Nicky Little from Cirrus writes for The Grocer
In the wake of riots and looting, many grocery retailers are dealing with a situation they have never had to face before. Most are focused on the practicalities of returning to normality as soon as possible: cleaning up, repairing damage, restocking, claiming insurance. In the midst of disorder, it’s also critical that leaders focus on the emotional wellbeing of their employees.
The UK’s major grocery retailers remained resilient during the chaos last week despite a number of stores, such as Aldi’s Tottenham branch, being burnt down as well as looted. Aldi, like all the big supermarkets, expressed relief that nobody was harmed when stores were attacked. Sainsbury’s said the “safety of our customers and store colleagues is paramount,” and Tesco said the company has been “pretty impressed with how staff are getting on with things.” Concern for staff has clearly been of the utmost importance. However staff don’t only need support at the height of chaos – they also need ongoing assistance and reassurance. The Retail Trust Helpline has reported record numbers of calls from retail employees who are struggling to cope with the emotional aftermath of the chaos. What can leaders do to help?
This is a very challenging situation which calls for an holistic approach. Right now, grocery retailers in affected areas are very focused on looking after the practicalities of returning to ‘business as usual’ – going back to meeting daily sales targets, stock taking and looking after customers.

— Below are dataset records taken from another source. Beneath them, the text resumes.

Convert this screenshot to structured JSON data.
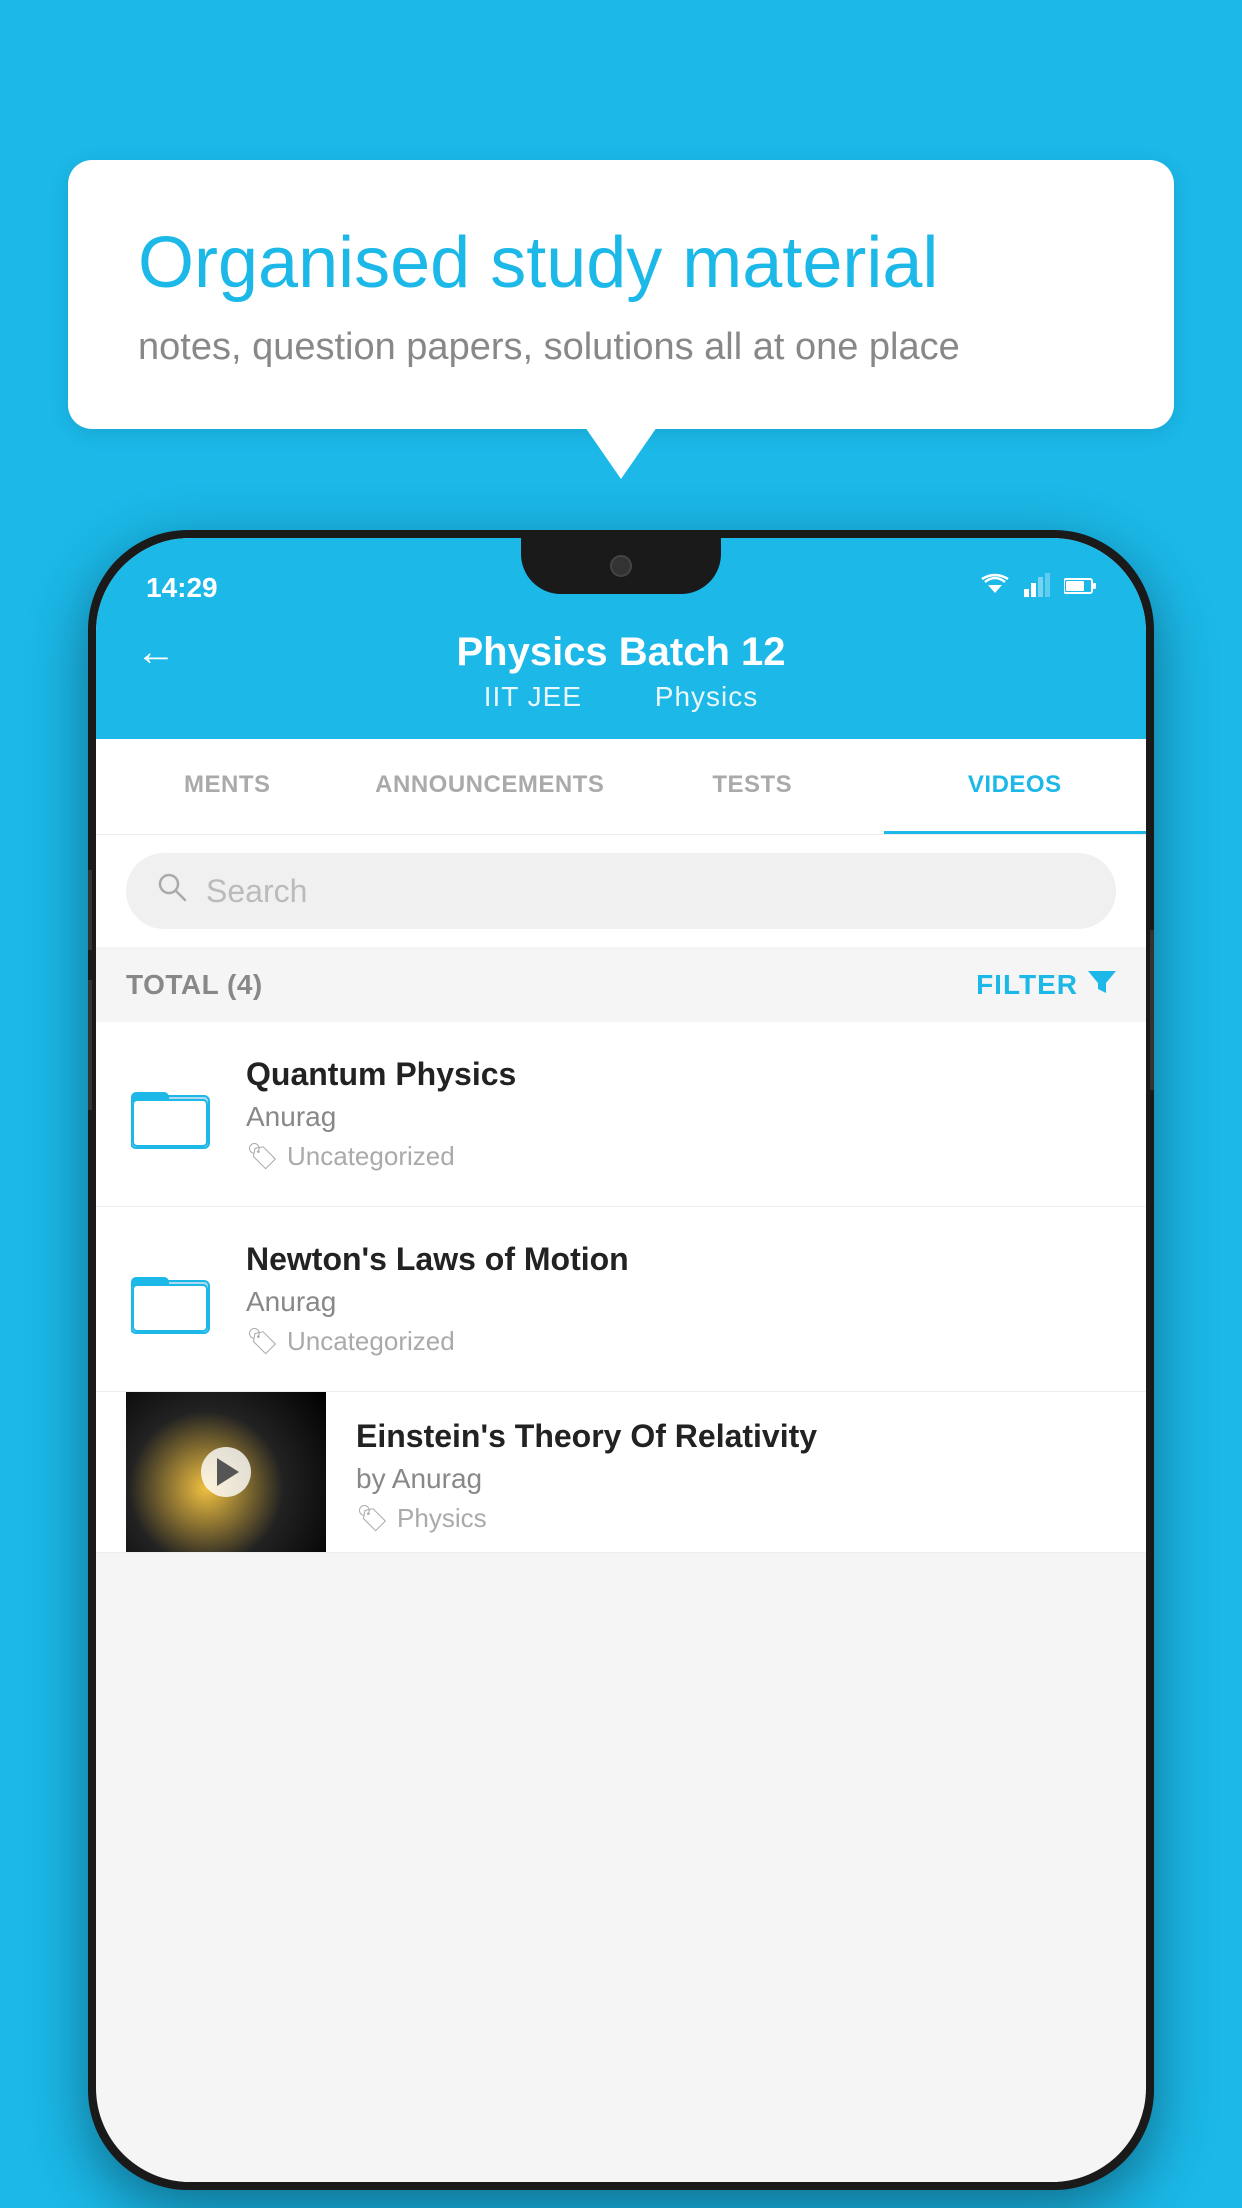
{
  "background_color": "#1BB8E8",
  "bubble": {
    "title": "Organised study material",
    "subtitle": "notes, question papers, solutions all at one place"
  },
  "phone": {
    "status_bar": {
      "time": "14:29",
      "icons": [
        "wifi",
        "signal",
        "battery"
      ]
    },
    "header": {
      "back_label": "←",
      "title": "Physics Batch 12",
      "subtitle_parts": [
        "IIT JEE",
        "Physics"
      ]
    },
    "tabs": [
      {
        "label": "MENTS",
        "active": false
      },
      {
        "label": "ANNOUNCEMENTS",
        "active": false
      },
      {
        "label": "TESTS",
        "active": false
      },
      {
        "label": "VIDEOS",
        "active": true
      }
    ],
    "search": {
      "placeholder": "Search"
    },
    "filter_row": {
      "total_label": "TOTAL (4)",
      "filter_label": "FILTER"
    },
    "videos": [
      {
        "id": "quantum",
        "title": "Quantum Physics",
        "author": "Anurag",
        "tag": "Uncategorized",
        "type": "folder",
        "has_thumb": false
      },
      {
        "id": "newton",
        "title": "Newton's Laws of Motion",
        "author": "Anurag",
        "tag": "Uncategorized",
        "type": "folder",
        "has_thumb": false
      },
      {
        "id": "einstein",
        "title": "Einstein's Theory Of Relativity",
        "author": "by Anurag",
        "tag": "Physics",
        "type": "video",
        "has_thumb": true
      }
    ]
  }
}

They need to balance this with providing employees with the emotional support that so many of them are crying out for.
Leaders need to recognise the human cost, to emphasise with employees and offer reassurance. This should be an active, two-way communication process. As well as broadcasting messages of reassurance, it’s important to take time to listen and respond to particular concerns. Do some employees feel less secure at work as a result of the riots? If so, all existing and new safety measures should be clearly explained to help put them at ease. Do others need to talk through traumatic experiences? They need to be listened to and offered further sources of support if necessary. Do some need practical support – time off work or financial assistance to look after damage to their own homes? Responsible employers will consider how they can help.
Looking after employees also has a positive impact on another important group of people – customers. Although customers tend to be understanding and forgiving at times like this, they are also highly likely to turn to competitors. Reassuring employees and involving them in future plans, can also help them to re-engage customers. Shop staff are at the frontline of grocery retailing. They are face of your company, the people who engage in conversations with customers. They are well placed to offer reassurance and communicate future plans.
As well as focusing on urgent, immediate priorities, this is also a time to be visionary and think about the future. Leaders can help employees understand what they need to aim for and engage teams in a common purpose.
Emotional intelligence is also an attribute that can be benefited from. When emotions are high, leaders need to manage their own reactions as well as acknowledging and responding to the needs of others. They need to have a clear head and stay cool in the crisis, combined with the heart to connect to others, support them and create momentum for joining together to overcome difficulties.
These are tough times, and leaders need courage. Right now, they will have to make some bold and brave decisions. However, it’s important to remember that people are the heart of any successful retail business, and many of these people need help to recover as much as any bricks and mortar need repairing.